During the biopsy, previously captured MRI images are digitally merged, or overlaid, with real-time ultrasound images. Advanced software aligns the two image sets, compensating for the prostate’s movement and shape changes. This creates a detailed, three-dimensional map that allows the physician to see the suspicious lesion, which is often invisible on ultrasound alone, directly on the screen.
This precise targeting allows the physician to focus biopsy cores directly into the suspicious areas identified by the MRI. This is done in addition to or instead of the systematic core samples, increasing the detection rate for clinically significant cancers. The ability to precisely target lesions is particularly important for tumors located in hard-to-reach areas, such as the anterior portion of the prostate, which are often missed by non-targeted methods.

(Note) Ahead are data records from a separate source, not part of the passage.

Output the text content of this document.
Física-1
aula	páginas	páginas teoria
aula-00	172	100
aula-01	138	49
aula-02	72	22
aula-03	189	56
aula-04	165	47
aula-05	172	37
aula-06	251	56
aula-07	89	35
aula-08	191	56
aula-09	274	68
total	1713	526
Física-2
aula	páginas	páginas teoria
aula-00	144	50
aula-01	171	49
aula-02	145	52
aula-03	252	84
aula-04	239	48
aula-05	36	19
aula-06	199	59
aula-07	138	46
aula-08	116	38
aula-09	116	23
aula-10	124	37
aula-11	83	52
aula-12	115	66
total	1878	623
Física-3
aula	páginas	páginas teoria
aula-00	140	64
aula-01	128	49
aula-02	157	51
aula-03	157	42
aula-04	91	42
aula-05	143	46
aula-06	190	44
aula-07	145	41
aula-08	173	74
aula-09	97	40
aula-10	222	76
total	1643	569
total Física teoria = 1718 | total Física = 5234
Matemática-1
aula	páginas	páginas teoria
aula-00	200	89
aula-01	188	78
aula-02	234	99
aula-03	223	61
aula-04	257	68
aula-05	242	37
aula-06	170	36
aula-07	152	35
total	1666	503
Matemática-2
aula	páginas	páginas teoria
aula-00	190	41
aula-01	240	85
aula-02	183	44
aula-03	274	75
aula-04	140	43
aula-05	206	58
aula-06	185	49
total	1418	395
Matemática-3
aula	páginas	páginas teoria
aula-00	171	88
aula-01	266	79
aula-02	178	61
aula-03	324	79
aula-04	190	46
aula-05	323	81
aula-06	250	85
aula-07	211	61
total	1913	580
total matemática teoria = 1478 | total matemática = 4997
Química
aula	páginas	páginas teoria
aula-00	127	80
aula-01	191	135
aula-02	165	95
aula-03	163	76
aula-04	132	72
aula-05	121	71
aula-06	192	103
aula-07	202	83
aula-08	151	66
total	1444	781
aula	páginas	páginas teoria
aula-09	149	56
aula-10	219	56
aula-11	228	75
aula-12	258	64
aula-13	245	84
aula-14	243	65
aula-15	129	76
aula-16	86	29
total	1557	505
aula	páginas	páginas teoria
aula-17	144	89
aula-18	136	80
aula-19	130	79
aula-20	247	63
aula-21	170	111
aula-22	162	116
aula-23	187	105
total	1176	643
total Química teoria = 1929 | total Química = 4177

Interpreting Biopsy Results
Tissue samples are sent to a pathologist who examines them under a microscope to create a pathology report. If cancer is found, the report includes a grading system to describe the aggressiveness of the cancer cells. This description helps determine the likelihood of the cancer growing quickly or spreading.
The Gleason Score
The traditional measure is the Gleason Score, determined by evaluating the two most prevalent patterns of cancer cells in the sample. The pathologist assigns a grade from 3 to 5 to each pattern. These two numbers are added together to create a score, typically ranging from 6 to 10. For example, a score of \(3+4=7\) means the most common pattern is grade 3 and the second most common is grade 4.
The Grade Group System
A simplified Grade Group System has been widely adopted to translate the Gleason Score into five groups, numbered 1 through 5. Group 1 corresponds to a Gleason Score of 6, representing the least aggressive cancers. Group 5 includes the highest Gleason Scores, indicating the most aggressive disease.